Vor einigen Jahren, es ist noch gar nicht so lange her, gab es noch keine Inlineskates, Gameboys, Wasserskier oder Snowboards. Und doch freuten sich die Kinder genauso sehr auf Weihnachten, wie es die Kinder heute tun. Sie schrieben auf ihre Wunschzettel:
Liebes Christkind,
ich bin immer brav gewesen und ich wünsche mir ein Paar Skier!
Oder eine Barbie, Schlittschuhe und manchmal auch einen Schlitten. Es gab viele tolle Spielsachen, da war für jeden das passende Geschenk dabei!
Noch eines war zu jener Zeit nicht anders als heute: Es dauerte immer so lange, bis der Weihnachtsabend endlich da war. Die Kinder warteten damals ebenso ungeduldig auf das Christkind wie in unseren Tagen auch. Aber alles Warten hat irgendwann einmal ein Ende.

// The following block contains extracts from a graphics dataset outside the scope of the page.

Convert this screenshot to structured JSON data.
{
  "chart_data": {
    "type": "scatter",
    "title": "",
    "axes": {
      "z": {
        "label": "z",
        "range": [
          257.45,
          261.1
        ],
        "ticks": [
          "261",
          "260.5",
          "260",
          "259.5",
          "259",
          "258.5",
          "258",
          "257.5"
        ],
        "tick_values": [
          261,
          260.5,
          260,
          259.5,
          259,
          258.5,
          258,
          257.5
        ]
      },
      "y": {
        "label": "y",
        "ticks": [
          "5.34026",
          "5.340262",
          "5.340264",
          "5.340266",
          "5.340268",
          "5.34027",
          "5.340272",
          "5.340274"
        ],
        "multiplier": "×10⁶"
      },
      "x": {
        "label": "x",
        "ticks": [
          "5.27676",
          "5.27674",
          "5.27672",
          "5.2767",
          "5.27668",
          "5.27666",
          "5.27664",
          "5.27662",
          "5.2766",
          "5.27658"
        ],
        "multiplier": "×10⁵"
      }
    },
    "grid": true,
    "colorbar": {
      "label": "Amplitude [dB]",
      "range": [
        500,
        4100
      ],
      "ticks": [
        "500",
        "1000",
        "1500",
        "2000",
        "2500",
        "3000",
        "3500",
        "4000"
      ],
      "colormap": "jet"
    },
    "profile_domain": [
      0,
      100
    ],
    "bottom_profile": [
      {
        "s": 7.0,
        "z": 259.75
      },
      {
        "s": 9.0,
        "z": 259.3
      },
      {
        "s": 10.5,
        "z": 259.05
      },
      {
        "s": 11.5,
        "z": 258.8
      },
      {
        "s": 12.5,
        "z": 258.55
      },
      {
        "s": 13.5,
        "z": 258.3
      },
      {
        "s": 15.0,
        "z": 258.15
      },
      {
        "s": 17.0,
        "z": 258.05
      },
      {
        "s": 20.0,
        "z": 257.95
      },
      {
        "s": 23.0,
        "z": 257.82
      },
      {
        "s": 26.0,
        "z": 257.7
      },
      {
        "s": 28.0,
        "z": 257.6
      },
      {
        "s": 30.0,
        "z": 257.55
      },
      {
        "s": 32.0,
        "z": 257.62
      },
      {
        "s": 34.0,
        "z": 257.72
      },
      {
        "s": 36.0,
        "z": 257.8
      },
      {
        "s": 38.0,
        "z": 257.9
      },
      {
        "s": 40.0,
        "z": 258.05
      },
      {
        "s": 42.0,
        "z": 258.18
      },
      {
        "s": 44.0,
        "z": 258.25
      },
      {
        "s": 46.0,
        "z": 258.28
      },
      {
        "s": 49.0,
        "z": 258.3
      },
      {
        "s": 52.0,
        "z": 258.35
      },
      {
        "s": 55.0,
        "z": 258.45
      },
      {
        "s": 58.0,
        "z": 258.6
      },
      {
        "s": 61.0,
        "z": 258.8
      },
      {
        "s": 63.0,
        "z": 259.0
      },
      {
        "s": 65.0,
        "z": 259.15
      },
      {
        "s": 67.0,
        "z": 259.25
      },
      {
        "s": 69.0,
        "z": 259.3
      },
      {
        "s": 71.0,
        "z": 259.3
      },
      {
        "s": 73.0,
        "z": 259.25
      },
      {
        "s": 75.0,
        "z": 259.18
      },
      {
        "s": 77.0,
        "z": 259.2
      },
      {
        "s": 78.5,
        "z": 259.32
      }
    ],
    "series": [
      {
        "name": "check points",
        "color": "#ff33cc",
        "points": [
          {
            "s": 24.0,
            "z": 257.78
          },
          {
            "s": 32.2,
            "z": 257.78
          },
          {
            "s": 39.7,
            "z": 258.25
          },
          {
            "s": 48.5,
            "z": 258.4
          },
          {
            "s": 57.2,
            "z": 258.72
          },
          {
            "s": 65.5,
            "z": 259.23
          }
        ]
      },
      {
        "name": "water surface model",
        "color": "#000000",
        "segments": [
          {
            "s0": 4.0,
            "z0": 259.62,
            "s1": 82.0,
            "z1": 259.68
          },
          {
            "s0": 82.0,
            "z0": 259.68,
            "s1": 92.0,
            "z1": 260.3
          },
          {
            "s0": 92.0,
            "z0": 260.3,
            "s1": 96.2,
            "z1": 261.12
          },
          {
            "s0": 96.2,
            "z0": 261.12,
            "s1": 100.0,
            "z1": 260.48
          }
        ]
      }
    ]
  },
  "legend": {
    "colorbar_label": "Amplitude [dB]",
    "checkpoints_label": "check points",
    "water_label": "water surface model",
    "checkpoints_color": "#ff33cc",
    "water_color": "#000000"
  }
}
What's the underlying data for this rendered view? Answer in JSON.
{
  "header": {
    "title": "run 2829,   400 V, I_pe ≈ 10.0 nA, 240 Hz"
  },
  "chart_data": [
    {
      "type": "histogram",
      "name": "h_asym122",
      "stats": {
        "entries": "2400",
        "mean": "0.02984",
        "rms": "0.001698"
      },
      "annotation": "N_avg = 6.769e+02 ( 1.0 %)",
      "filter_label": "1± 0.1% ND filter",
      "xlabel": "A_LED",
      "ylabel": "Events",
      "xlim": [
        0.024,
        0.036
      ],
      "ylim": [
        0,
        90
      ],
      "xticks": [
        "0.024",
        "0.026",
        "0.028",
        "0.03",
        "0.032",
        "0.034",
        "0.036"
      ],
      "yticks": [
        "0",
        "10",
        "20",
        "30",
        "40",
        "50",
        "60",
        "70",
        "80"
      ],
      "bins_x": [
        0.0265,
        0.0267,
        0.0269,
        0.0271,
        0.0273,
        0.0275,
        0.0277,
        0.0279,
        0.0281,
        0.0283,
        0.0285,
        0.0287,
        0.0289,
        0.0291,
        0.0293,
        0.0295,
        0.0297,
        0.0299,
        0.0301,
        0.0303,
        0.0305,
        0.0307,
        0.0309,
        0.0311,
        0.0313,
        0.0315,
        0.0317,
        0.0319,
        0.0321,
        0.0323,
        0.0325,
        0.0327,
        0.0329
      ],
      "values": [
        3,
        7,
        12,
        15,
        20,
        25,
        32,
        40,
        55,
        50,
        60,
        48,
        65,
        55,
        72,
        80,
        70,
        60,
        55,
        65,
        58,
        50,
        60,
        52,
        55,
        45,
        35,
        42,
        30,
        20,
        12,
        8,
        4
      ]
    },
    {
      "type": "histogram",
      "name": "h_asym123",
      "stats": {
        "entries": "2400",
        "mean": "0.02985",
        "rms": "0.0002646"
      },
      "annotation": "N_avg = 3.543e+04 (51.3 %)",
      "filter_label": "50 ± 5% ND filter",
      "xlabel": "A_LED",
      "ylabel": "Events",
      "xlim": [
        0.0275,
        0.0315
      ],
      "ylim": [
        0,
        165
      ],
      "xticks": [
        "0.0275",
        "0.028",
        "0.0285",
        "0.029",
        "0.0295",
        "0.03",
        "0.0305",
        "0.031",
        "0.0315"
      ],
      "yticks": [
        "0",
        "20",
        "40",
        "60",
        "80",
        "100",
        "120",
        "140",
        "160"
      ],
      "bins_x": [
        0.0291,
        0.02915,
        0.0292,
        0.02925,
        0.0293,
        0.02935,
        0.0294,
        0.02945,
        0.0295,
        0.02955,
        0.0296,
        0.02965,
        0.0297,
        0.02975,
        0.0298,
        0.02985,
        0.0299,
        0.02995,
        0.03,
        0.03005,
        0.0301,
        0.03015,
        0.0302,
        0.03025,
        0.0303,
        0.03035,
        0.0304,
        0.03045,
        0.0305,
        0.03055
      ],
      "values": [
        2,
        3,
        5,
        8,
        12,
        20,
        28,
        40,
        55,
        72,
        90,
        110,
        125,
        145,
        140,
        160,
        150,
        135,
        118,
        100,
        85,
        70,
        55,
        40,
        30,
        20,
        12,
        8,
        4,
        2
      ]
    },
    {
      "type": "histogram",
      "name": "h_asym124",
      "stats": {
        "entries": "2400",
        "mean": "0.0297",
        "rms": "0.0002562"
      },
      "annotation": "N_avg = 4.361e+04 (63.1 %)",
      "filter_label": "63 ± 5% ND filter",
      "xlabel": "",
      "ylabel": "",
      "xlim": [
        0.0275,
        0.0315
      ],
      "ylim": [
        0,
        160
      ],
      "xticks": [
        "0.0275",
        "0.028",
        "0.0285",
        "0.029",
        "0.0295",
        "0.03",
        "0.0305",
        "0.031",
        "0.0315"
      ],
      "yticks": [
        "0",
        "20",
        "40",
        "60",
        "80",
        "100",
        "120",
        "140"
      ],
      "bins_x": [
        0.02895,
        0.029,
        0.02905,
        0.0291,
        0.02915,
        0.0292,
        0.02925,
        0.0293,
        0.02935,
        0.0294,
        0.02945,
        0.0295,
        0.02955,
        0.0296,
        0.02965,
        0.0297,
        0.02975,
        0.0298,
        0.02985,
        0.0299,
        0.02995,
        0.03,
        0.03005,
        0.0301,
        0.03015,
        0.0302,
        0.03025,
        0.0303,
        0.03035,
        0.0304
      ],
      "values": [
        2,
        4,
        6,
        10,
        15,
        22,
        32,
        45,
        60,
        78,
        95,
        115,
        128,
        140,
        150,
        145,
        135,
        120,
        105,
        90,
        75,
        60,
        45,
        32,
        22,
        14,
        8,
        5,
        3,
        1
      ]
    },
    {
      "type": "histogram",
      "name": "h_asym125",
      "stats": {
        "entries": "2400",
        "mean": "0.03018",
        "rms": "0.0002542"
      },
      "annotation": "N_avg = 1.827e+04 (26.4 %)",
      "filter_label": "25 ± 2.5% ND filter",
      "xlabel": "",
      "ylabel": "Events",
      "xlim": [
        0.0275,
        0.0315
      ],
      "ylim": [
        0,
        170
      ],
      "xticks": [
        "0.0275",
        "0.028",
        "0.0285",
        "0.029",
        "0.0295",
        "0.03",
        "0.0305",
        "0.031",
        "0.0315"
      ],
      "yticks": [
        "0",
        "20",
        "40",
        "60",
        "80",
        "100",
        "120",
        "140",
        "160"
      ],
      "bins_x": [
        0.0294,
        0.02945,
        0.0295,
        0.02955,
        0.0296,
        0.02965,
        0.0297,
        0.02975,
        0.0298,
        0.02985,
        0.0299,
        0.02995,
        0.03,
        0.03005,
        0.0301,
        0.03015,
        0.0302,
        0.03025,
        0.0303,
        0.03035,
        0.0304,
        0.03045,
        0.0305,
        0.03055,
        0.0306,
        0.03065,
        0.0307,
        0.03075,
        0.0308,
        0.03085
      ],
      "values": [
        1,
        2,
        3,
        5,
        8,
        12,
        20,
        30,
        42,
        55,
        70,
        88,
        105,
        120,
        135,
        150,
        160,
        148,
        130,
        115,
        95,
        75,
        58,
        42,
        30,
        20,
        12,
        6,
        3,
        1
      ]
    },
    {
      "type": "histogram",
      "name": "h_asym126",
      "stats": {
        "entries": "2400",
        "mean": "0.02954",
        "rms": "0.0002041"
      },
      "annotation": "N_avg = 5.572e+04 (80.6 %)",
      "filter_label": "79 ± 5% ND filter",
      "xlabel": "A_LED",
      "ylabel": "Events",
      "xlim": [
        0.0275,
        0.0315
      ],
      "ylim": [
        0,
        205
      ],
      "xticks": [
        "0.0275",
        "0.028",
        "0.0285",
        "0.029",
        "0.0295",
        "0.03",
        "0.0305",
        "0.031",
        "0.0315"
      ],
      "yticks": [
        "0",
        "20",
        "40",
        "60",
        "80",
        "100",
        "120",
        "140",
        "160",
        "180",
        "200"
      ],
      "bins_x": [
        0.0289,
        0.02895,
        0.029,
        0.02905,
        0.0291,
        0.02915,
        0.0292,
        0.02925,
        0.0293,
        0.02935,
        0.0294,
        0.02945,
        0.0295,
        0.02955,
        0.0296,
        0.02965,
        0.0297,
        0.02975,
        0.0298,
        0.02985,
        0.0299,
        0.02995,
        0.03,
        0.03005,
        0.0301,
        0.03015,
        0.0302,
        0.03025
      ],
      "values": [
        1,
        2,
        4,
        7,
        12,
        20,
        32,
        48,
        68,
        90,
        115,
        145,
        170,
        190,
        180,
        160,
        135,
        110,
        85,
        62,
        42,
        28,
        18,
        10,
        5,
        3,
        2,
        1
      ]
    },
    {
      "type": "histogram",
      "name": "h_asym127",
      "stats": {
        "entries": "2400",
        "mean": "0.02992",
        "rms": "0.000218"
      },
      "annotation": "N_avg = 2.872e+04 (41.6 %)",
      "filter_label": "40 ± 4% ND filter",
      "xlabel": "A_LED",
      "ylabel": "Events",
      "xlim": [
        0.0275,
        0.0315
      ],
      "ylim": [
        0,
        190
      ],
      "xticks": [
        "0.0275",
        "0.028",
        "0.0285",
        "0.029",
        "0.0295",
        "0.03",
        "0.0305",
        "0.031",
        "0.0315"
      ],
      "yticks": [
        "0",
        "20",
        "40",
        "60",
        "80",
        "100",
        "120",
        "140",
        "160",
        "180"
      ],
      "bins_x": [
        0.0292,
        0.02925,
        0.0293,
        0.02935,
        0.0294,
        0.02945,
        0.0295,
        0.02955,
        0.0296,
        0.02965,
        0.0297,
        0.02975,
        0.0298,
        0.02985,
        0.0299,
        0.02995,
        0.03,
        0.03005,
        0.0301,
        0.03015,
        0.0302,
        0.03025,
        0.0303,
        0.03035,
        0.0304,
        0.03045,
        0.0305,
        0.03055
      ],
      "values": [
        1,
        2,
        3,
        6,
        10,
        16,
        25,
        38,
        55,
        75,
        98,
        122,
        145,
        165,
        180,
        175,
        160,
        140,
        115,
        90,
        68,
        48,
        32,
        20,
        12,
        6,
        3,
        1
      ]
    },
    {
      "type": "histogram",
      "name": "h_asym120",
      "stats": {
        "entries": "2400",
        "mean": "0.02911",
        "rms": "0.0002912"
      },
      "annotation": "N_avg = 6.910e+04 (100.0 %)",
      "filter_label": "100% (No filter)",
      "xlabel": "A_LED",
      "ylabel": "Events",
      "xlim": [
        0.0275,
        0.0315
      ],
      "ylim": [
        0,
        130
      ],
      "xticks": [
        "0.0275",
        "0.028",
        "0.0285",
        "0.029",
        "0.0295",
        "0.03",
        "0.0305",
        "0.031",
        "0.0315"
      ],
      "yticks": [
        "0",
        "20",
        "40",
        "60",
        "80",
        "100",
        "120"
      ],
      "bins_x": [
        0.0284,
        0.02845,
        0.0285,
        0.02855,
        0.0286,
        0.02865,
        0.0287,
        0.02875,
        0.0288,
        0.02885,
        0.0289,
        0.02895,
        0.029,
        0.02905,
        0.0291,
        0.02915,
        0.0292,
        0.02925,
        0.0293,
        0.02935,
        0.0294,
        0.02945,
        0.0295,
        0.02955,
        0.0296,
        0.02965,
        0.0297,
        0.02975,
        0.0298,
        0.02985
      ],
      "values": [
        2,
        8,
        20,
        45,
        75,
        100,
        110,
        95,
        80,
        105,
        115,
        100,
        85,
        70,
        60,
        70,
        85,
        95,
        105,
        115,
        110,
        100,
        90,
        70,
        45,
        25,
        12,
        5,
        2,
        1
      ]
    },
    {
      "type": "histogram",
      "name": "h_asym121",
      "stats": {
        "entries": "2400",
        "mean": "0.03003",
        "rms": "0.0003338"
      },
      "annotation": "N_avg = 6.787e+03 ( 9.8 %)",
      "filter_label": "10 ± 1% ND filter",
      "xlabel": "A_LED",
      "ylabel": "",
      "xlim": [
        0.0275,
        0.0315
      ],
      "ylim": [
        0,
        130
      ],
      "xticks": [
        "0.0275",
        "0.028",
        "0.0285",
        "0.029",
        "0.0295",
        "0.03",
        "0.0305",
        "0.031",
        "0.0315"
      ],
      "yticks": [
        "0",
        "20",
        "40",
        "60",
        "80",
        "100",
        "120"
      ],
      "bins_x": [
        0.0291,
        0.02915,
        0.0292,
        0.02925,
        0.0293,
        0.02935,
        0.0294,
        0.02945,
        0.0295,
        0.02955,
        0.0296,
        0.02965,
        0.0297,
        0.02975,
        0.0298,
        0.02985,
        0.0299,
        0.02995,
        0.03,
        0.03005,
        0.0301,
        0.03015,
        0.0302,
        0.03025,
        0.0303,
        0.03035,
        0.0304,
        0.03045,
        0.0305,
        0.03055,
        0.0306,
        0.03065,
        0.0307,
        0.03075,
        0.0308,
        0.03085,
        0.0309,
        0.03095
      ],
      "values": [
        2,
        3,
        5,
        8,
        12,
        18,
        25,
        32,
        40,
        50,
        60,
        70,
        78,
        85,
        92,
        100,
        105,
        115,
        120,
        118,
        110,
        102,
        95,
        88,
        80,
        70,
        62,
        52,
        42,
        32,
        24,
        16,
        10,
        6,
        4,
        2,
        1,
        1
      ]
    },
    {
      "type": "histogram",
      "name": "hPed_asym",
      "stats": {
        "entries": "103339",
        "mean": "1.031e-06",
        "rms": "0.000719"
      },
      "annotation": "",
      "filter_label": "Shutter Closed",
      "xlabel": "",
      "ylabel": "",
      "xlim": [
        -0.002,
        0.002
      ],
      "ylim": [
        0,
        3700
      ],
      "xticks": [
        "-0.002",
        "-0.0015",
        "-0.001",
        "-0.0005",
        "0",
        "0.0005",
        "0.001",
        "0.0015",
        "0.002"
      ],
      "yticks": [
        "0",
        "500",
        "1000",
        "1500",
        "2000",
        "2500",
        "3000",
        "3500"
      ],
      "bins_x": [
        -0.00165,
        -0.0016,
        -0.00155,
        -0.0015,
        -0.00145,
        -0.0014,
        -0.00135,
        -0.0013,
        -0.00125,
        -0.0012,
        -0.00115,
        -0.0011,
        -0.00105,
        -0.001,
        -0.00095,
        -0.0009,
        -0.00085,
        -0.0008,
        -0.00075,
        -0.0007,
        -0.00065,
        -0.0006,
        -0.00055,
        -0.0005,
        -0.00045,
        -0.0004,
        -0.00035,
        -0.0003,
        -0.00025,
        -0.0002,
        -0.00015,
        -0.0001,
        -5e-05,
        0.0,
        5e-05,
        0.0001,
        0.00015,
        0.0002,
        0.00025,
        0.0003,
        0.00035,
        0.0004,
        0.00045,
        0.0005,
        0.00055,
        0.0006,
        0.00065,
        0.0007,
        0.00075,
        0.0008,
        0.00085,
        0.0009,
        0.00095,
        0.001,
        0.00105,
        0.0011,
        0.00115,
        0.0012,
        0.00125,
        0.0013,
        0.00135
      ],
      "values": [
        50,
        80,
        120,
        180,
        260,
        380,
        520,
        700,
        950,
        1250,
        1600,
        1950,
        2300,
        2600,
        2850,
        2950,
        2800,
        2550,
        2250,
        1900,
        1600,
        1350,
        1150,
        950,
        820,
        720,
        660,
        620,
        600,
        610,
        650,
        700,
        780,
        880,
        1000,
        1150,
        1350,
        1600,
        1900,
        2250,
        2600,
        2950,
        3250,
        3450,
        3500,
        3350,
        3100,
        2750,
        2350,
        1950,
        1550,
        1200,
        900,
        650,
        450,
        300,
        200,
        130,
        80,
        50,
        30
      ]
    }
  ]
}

Kaum hatte Petrus die Himmelspforte geöffnet, kamen auch schon die Engel herbei. Ihre Wangen waren gerötet vor Aufregung. Einige zogen große Schlitten hinter sich her, die voll beladen waren mit den schönsten Weihnachtspäckchen in allen Farben und Größen.
Der alte Petrus stellte sich vor die Engelsschar und rief: "Ihr Lieben, es ist wieder so weit: der Heilige Abend ist da. Ihr wart sehr fleißig und hattet alles zur rechten Zeit fertig. Ich bin mächtig stolz auf meine Engelchen! Nun aber hinunter mit euch, zu den Menschenkindern. Verteilt eure Gaben sorgfältig! Los geht's!"
So purzelten die Engelchen lachend durch das Himmelstor nach unten oder rodelten auf ihren Schlitten geschickt über die Wolken zur Erde.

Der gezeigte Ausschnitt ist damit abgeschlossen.